# 58# Blue on the Yellow



## river runner (Jan 28, 2009)

A coupe of buddies and I carried the kids camping this weekend and caught this little minnow.










The kids had a blast'










Catfisherman in training and thebest lookinggirl on the river.


----------



## bigruss (Oct 5, 2007)

DAAAYYYUUMMMM!!!!!! Thats a big fish. Where is Yellow River?


----------



## P-cola_Native (Feb 5, 2008)

That's a stud!:clap



> *bigruss (3/23/2009)*DAAAYYYUUMMMM!!!!!! Thats a big fish. Where is Yellow River?

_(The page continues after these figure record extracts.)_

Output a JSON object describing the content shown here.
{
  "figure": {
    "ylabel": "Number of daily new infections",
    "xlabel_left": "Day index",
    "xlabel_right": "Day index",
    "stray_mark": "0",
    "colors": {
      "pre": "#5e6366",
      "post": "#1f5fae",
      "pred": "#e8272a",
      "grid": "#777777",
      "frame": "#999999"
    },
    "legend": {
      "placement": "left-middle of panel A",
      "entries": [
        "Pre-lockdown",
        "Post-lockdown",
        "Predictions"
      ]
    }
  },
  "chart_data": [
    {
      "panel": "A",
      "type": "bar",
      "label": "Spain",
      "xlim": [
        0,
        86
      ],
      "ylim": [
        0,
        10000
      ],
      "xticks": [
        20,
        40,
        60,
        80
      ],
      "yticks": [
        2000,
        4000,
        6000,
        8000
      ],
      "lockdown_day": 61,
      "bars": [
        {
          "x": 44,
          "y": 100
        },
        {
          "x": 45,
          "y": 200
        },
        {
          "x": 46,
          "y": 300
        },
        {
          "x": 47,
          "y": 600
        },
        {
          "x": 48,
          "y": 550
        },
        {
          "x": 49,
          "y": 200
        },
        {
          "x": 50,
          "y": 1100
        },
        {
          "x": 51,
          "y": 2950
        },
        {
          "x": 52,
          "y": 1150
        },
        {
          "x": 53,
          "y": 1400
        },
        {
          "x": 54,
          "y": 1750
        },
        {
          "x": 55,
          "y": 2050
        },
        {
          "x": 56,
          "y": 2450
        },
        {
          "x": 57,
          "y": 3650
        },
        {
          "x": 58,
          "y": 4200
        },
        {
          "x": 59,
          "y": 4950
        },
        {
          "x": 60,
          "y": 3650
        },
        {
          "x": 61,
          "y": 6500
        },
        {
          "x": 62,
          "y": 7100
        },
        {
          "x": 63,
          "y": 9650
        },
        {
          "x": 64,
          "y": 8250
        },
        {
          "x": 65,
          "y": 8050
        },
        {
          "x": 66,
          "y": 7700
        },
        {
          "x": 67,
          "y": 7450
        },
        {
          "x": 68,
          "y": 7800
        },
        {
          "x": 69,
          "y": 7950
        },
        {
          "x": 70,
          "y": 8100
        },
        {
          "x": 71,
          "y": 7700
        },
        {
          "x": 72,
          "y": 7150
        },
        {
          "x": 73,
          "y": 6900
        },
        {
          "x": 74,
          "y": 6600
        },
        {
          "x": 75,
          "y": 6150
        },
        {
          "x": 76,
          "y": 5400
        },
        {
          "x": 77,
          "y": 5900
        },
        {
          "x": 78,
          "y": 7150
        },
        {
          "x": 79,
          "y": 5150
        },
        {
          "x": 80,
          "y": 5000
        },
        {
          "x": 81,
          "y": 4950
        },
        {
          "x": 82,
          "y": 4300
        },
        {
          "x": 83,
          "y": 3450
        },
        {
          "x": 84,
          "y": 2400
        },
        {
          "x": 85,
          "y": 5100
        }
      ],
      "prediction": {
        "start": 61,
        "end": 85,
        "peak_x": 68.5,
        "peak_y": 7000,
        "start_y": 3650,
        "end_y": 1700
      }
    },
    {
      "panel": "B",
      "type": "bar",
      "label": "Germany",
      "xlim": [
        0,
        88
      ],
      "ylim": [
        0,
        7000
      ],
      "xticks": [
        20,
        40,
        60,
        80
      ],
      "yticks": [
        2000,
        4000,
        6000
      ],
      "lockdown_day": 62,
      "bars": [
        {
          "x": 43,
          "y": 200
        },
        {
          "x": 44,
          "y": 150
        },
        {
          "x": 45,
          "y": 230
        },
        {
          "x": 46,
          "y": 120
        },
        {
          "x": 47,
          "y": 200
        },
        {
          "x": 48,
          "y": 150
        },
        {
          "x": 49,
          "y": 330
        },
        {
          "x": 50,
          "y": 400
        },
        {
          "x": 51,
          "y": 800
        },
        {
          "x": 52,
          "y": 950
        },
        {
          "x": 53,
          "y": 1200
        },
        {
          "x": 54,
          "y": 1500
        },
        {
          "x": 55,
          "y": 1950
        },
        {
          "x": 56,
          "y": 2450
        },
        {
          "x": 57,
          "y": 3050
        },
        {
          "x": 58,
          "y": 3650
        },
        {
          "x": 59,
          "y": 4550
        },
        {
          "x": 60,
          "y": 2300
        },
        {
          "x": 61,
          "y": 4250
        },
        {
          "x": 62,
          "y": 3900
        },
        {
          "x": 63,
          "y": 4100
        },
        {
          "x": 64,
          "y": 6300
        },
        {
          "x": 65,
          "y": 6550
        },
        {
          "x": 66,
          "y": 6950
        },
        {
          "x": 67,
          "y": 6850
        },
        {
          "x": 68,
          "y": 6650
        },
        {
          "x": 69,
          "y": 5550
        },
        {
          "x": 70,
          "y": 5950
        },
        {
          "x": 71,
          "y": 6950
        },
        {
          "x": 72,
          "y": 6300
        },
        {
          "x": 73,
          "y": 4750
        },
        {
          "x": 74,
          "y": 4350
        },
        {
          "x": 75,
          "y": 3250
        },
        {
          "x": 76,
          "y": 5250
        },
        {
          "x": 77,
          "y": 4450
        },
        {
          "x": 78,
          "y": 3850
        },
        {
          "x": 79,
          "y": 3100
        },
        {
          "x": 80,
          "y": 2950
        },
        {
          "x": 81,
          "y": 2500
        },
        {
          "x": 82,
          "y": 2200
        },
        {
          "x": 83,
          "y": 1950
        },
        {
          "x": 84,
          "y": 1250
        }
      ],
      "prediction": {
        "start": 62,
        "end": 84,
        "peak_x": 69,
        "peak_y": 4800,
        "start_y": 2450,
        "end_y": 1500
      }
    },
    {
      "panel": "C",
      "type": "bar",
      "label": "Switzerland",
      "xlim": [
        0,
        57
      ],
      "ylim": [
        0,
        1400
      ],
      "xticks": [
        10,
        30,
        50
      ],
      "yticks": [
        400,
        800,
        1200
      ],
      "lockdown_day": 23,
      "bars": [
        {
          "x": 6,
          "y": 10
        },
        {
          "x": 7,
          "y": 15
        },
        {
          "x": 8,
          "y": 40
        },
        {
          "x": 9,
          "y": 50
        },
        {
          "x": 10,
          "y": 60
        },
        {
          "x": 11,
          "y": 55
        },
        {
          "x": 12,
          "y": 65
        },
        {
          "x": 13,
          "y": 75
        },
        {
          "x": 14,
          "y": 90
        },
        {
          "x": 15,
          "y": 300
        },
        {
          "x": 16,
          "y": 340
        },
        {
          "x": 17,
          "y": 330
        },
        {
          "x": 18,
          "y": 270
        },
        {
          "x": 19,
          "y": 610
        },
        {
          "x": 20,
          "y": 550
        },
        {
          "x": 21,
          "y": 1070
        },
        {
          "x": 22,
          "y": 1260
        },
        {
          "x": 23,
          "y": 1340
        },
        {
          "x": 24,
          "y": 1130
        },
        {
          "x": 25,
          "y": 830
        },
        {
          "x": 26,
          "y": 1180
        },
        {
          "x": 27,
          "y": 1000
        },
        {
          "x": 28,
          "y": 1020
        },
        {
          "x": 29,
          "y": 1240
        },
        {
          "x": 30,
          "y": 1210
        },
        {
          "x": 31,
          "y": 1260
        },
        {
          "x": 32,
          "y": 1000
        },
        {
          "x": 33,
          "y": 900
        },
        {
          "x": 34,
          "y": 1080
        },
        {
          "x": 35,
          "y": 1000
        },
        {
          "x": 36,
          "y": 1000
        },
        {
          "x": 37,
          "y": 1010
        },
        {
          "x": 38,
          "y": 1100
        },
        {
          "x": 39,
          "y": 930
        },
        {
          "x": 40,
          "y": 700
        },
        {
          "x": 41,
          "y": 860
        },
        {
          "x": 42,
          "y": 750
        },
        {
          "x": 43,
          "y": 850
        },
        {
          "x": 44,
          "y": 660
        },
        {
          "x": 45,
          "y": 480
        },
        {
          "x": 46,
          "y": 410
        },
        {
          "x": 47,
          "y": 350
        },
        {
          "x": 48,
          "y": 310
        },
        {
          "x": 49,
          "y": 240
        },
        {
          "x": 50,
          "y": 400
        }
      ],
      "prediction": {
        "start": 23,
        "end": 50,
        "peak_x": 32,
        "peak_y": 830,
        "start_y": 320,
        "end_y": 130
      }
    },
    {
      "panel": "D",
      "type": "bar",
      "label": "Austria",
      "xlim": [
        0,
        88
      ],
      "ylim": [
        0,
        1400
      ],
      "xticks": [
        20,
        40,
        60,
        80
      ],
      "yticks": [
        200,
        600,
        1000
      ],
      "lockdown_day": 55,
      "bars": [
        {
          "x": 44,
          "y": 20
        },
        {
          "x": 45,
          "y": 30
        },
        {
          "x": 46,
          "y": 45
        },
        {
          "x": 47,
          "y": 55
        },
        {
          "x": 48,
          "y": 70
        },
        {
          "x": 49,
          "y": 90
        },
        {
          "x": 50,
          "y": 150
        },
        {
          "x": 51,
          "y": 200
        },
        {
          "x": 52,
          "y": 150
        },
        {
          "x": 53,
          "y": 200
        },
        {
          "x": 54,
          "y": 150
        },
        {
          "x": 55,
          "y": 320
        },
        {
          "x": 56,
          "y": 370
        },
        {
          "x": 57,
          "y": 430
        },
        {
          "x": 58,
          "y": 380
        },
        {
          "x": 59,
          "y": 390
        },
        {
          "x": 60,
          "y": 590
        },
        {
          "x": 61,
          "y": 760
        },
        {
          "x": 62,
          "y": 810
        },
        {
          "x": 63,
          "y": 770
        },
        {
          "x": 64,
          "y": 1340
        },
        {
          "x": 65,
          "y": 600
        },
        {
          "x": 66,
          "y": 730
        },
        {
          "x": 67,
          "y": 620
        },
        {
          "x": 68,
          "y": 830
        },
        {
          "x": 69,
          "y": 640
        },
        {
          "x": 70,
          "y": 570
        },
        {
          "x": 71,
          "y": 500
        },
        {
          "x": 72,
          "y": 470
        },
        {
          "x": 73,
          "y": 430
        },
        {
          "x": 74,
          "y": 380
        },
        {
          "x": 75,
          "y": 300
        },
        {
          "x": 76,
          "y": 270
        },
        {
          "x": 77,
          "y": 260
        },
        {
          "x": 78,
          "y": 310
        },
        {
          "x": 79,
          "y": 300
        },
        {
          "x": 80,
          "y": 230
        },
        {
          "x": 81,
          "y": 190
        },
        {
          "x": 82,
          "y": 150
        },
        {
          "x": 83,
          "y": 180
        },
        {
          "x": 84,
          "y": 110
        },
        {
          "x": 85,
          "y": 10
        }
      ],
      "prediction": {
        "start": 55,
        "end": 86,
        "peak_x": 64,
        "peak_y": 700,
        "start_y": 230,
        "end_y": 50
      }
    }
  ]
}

It runs along the north border of Eglin Air Force Base.


----------



## RiVerRaT (Dec 14, 2007)

Yep....Thats one fine cat...great job!!

:letsdrink


----------



## river runner (Jan 28, 2009)

The Yellow River runs East to West from Okaloosa to Santa Rosa county in FL.


----------



## fwbfishhead (Feb 4, 2009)

thats a dang nice cat fish what did you catch him on????? bush hook????????bait??????


----------



## FlounderAssassin (Sep 28, 2007)

Thats a damn good cat there!!! Thanks for the :takephoto


----------



## river runner (Jan 28, 2009)

Caught him on bush hook and a 6" mullet fillet, skin and scale on. It was a slow bite but this biggun made up for it.


----------



## jjam (Dec 9, 2007)

How many cell phones do you need while catching big ole cats? oke

Great job and the crawfish tasted great too!

Jimmy


----------



## Johnny Bravo (Mar 23, 2009)

And the big blue tasted great, too!!


----------